Wow, this topic is full of good insights. I have some good links and food for though to create some LinkedIn posts (not any-more active on Twitter) :).
For anyone wanting to watch the part 1 and part 2 videos while taking linked notes and creating bookmarks I invite you to watch them at:
For example:
Elixir vs Go performance: The pros, the cons, the trade-offs
Elixir vs Go: When resilience and fault-tolerance is more important then pure performance
I was surprised with this failure rate too, because I was with the impression that the strongest point of the BEAM was availability under extreme loads, with expected performance degradation off-course.
It would be interesting to ran the benchmark until one of the langs crash and stops to be available entirely. Off-course Kubernetes will restart it, but I would like to know the breaking point of each. I suspect that the BEAM wouldn’t crash, therefore not requiring K8s to restart it, but I would expect Go to crash at some point.
Does the memory spikes of Go in the benchmark mean that it crashed and required a Kubernetes restart?
From what I could tell in the video, what this appears to be demonstrating is that Kubernetes is throttling Elixir. I would prefer to see something like this run on an actual server. Otherwise, what this looks like to me, is that Kubernetes is misconfigured. The drop in performance on the Elixir side strongly correlates with Kube throttling. I could be wrong here, but I regularly see Elixir services happily chugging along at 100% CPU for quite some time with no issue or degradation in performance.
I think the overall impression points to a glanced-over configuration that favors fine-tuning for golang and not for other ecosystems reviewed, that is my personal impression from the specific video and other videos posted by that youtuber.

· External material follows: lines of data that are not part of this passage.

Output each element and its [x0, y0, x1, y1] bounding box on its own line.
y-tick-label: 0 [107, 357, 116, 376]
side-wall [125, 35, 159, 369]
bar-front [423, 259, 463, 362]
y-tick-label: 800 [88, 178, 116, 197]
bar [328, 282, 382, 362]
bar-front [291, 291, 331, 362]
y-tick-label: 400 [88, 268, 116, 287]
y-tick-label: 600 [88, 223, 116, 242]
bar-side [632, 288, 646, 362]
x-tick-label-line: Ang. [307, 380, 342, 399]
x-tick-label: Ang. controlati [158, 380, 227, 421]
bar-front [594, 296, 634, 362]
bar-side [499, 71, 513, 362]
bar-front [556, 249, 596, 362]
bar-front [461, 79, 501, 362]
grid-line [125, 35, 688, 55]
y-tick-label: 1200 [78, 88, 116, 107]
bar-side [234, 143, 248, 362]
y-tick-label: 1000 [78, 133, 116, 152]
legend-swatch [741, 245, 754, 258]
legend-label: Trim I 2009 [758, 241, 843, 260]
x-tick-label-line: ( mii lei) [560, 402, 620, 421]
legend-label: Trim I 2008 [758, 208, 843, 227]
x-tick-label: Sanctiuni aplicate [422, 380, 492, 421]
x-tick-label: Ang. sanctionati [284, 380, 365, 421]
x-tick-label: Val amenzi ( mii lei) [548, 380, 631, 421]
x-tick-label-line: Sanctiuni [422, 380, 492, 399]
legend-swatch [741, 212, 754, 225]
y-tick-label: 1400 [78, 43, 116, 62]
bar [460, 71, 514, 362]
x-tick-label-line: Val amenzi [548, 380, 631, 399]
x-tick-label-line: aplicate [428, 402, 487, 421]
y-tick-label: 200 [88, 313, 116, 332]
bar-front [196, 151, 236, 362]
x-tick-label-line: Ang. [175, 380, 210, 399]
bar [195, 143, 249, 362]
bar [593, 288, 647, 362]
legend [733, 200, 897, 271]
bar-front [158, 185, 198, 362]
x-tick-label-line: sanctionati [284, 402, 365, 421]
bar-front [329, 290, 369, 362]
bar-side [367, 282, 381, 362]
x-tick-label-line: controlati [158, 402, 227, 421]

I don’t use Kube, so I’m sorta extrapolating a bit (and I read some PRs into the creator’s repo), but if you watch the video you can see how CPU throttling on Elixir spikes after it hits 100% CPU
f that is indeed the case, which makes sense to me, then some kubernetes expert needs to open a PR in the repo with the fix and the author needs to create part 3 of this benchmark
A custom simple thrown together client is being used - most likely doing CO(Coordinated Omission) - eg. results are incorrect/misleading
One system is mostly tested in overload >100% cpu (due to 1&2 nothing is really measured before overload occurs eg. latency 0?! ), the test is quickly stopped once the Go test reaches overload.
The tests are out of sync, one test gets ahead of the other, for a given time.